Llevaba diez años sin leer a Albert Sánchez Piñol. Ya he enmendado el desatino. Las tinieblas del corazón, publicado en 2025 en mi idioma (traducido magníficamente bien por Noemí Sobregués Arias) y un año antes en el idioma materno del autor con el título de Les tenebres del cor, es una obra maestra. No estoy seguro de que sea una novela, tampoco de que sea un ensayo, pero eso debería dar (un poco) igual. Es un libro superlativo. Muy didáctico, muy divertido, incluso hilarante cuando puede y sabe, pura literatura de la grande: Literatura. Y exculpación ideológica, como se verá. Que el catalanismo no falte.

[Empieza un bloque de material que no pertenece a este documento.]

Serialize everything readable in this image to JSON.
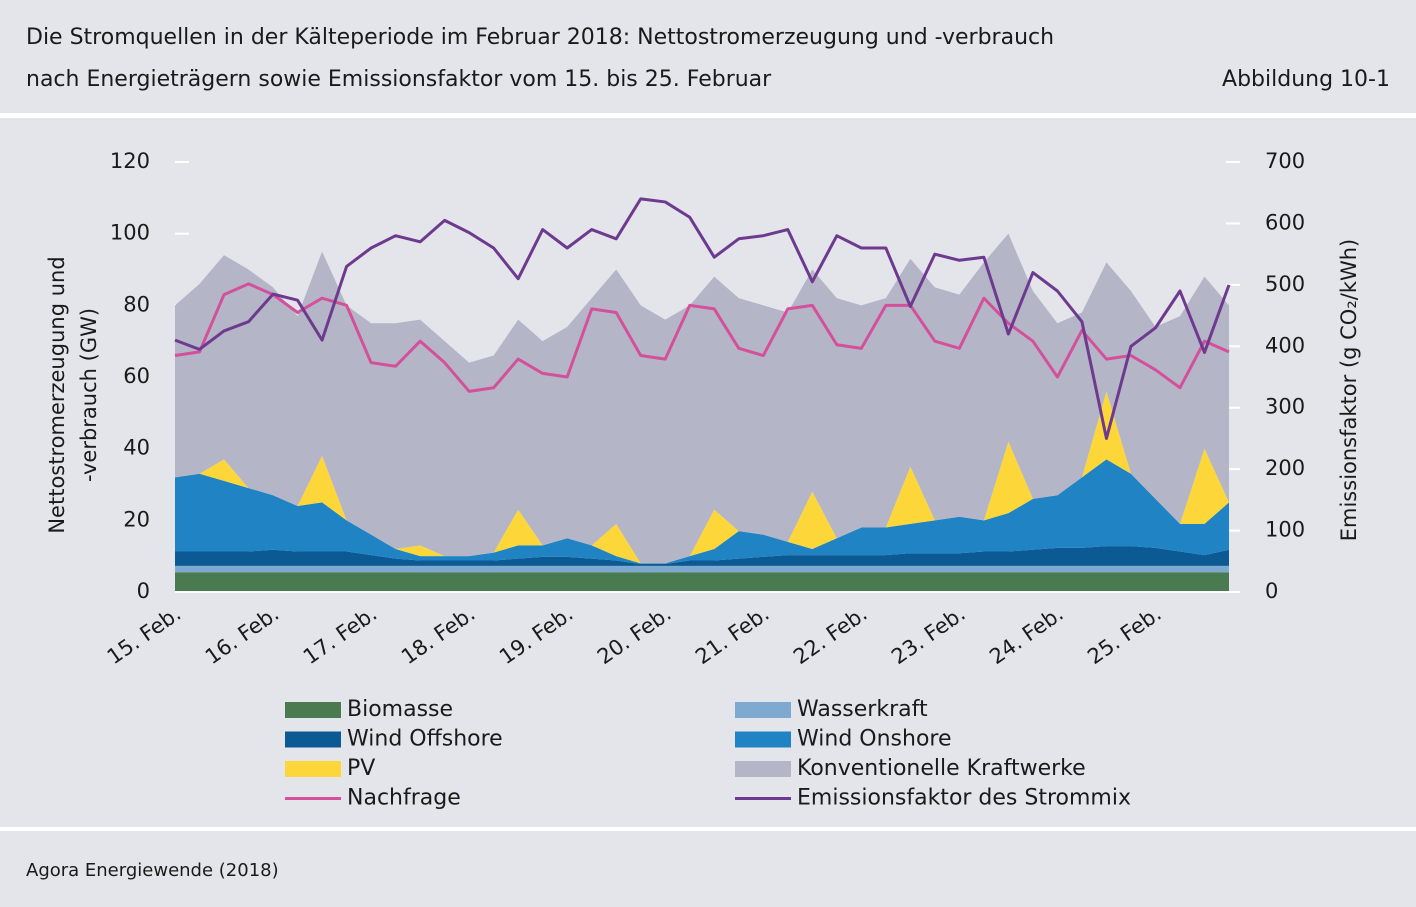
{
  "chart_data": {
    "type": "stacked_area",
    "title": "Die Stromquellen in der Kälteperiode im Februar 2018: Nettostromerzeugung und -verbrauch",
    "subtitle": "nach Energieträgern sowie Emissionsfaktor vom 15. bis 25. Februar",
    "figure_label": "Abbildung 10-1",
    "source": "Agora Energiewende (2018)",
    "ylabel": [
      "Nettostromerzeugung und",
      "-verbrauch (GW)"
    ],
    "y2label": "Emissionsfaktor (g CO₂/kWh)",
    "categories": [
      "15. Feb.",
      null,
      null,
      null,
      "16. Feb.",
      null,
      null,
      null,
      "17. Feb.",
      null,
      null,
      null,
      "18. Feb.",
      null,
      null,
      null,
      "19. Feb.",
      null,
      null,
      null,
      "20. Feb.",
      null,
      null,
      null,
      "21. Feb.",
      null,
      null,
      null,
      "22. Feb.",
      null,
      null,
      null,
      "23. Feb.",
      null,
      null,
      null,
      "24. Feb.",
      null,
      null,
      null,
      "25. Feb.",
      null,
      null,
      null
    ],
    "ylim": [
      0,
      120
    ],
    "yticks": [
      0,
      20,
      40,
      60,
      80,
      100,
      120
    ],
    "y2lim": [
      0,
      700
    ],
    "y2ticks": [
      0,
      100,
      200,
      300,
      400,
      500,
      600,
      700
    ],
    "series": [
      {
        "name": "Biomasse",
        "color": "#4a7a50",
        "values": [
          5.5,
          5.5,
          5.5,
          5.5,
          5.5,
          5.5,
          5.5,
          5.5,
          5.5,
          5.5,
          5.5,
          5.5,
          5.5,
          5.5,
          5.5,
          5.5,
          5.5,
          5.5,
          5.5,
          5.5,
          5.5,
          5.5,
          5.5,
          5.5,
          5.5,
          5.5,
          5.5,
          5.5,
          5.5,
          5.5,
          5.5,
          5.5,
          5.5,
          5.5,
          5.5,
          5.5,
          5.5,
          5.5,
          5.5,
          5.5,
          5.5,
          5.5,
          5.5,
          5.5
        ]
      },
      {
        "name": "Wasserkraft",
        "color": "#7eaad2",
        "values": [
          1.8,
          1.8,
          1.8,
          1.8,
          1.8,
          1.8,
          1.8,
          1.8,
          1.8,
          1.8,
          1.8,
          1.8,
          1.8,
          1.8,
          1.8,
          1.8,
          1.8,
          1.8,
          1.8,
          1.8,
          1.8,
          1.8,
          1.8,
          1.8,
          1.8,
          1.8,
          1.8,
          1.8,
          1.8,
          1.8,
          1.8,
          1.8,
          1.8,
          1.8,
          1.8,
          1.8,
          1.8,
          1.8,
          1.8,
          1.8,
          1.8,
          1.8,
          1.8,
          1.8
        ]
      },
      {
        "name": "Wind Offshore",
        "color": "#0c5a94",
        "values": [
          4,
          4,
          4,
          4,
          4.5,
          4,
          4,
          4,
          3,
          2,
          1.5,
          1.5,
          1.5,
          1.5,
          2,
          2.5,
          2.5,
          2,
          1.5,
          0.5,
          0.5,
          1.5,
          1.5,
          2,
          2.5,
          3,
          3,
          3,
          3,
          3,
          3.5,
          3.5,
          3.5,
          4,
          4,
          4.5,
          5,
          5,
          5.5,
          5.5,
          5,
          4,
          3,
          4.5
        ]
      },
      {
        "name": "Wind Onshore",
        "color": "#2083c3",
        "values": [
          20.7,
          21.7,
          19.7,
          17.7,
          15.2,
          12.7,
          13.7,
          8.7,
          5.7,
          2.7,
          1.2,
          1.2,
          1.2,
          2.2,
          3.7,
          3.2,
          5.2,
          3.7,
          1.2,
          0.2,
          0.2,
          1.2,
          3.2,
          7.7,
          6.2,
          3.7,
          1.7,
          4.7,
          7.7,
          7.7,
          8.2,
          9.2,
          10.2,
          8.7,
          10.7,
          14.2,
          14.7,
          19.7,
          24.2,
          20.2,
          13.7,
          7.7,
          8.7,
          13.2
        ]
      },
      {
        "name": "PV",
        "color": "#fdd73a",
        "values": [
          0,
          0,
          6,
          0,
          0,
          0,
          13,
          0,
          0,
          0,
          3,
          0,
          0,
          0,
          10,
          0,
          0,
          0,
          9,
          0,
          0,
          0,
          11,
          0,
          0,
          0,
          16,
          0,
          0,
          0,
          16,
          0,
          0,
          0,
          20,
          0,
          0,
          0,
          19,
          0,
          0,
          0,
          21,
          0
        ]
      },
      {
        "name": "Konventionelle Kraftwerke",
        "color": "#b4b6c7",
        "values": [
          48,
          53,
          57,
          61,
          58,
          53,
          57,
          60,
          59,
          63,
          63,
          60,
          54,
          55,
          53,
          57,
          59,
          69,
          71,
          72,
          68,
          70,
          65,
          65,
          64,
          64,
          62,
          67,
          62,
          64,
          58,
          65,
          62,
          72,
          58,
          58,
          48,
          46,
          36,
          51,
          48,
          58,
          48,
          55
        ]
      }
    ],
    "lines": [
      {
        "name": "Nachfrage",
        "color": "#d4509b",
        "values": [
          66,
          67,
          83,
          86,
          83,
          78,
          82,
          80,
          64,
          63,
          70,
          64,
          56,
          57,
          65,
          61,
          60,
          79,
          78,
          66,
          65,
          80,
          79,
          68,
          66,
          79,
          80,
          69,
          68,
          80,
          80,
          70,
          68,
          82,
          75,
          70,
          60,
          73,
          65,
          66,
          62,
          57,
          70,
          67
        ]
      },
      {
        "name": "Emissionsfaktor des Strommix",
        "color": "#6e3a8f",
        "axis": "y2",
        "values": [
          410,
          395,
          425,
          440,
          485,
          475,
          410,
          530,
          560,
          580,
          570,
          605,
          585,
          560,
          510,
          590,
          560,
          590,
          575,
          640,
          635,
          610,
          545,
          575,
          580,
          590,
          505,
          580,
          560,
          560,
          465,
          550,
          540,
          545,
          420,
          520,
          490,
          440,
          250,
          400,
          430,
          490,
          390,
          500
        ]
      }
    ]
  }
}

En realidad, sí estoy seguro de que no es una novela (no olvidemos nunca
que “uno no debería tomarse en serio las obras de ficción”), no solamente
porque lo diga el propio autor, y de que se
trata de un ensayo del que podría argumentar, si no hubiera quien
reconviniera mi gusto por la hipérbole, que es uno de los mejores libros que he leído en mi vida. Aunque eso no me
lo puede discutir, y menos negar, nadie.
[...]
Las
tinieblas del corazón es un magnífico tratado de antropología, vaya por delante. Una lección de
antropología gracias a la cual podemos aprender lo siguiente sobre esa
disciplina científica. Y resumo...
“Si
a alguna actividad humana puede asimilarse el trabajo de campo antropológico es
al cotilleo. En efecto, un antropólogo
no deja de ser un cotilla profesional. Lo que pasa es que cuando un
antropólogo publica en medios académicos, se limita a presentar las
conclusiones y no suele hablar de las penalidades y las fatigas vividas para
obtenerlas”.
Un antropólogo (con su “bagaje académico típico”) es alguien que ha de ser capaz de “viajar miles de kilómetros y vivir largas temporadas en las antípodas del planeta, en el hielo, en el desierto o en la selva, soportando sed y enfermedades, mortificado por el clima y por los insectos, solo para descubrir por qué unos salvajes malolientes prefieren casarse con la prima de su padre y nunca lo hacen con la prima de su madre. O sea, para cotillear. ¿Qué hago yo aquí? Es natural que muchos sufran una crisis y desistan”. No me digas que esto no es docencia motivadora, de la de ahora.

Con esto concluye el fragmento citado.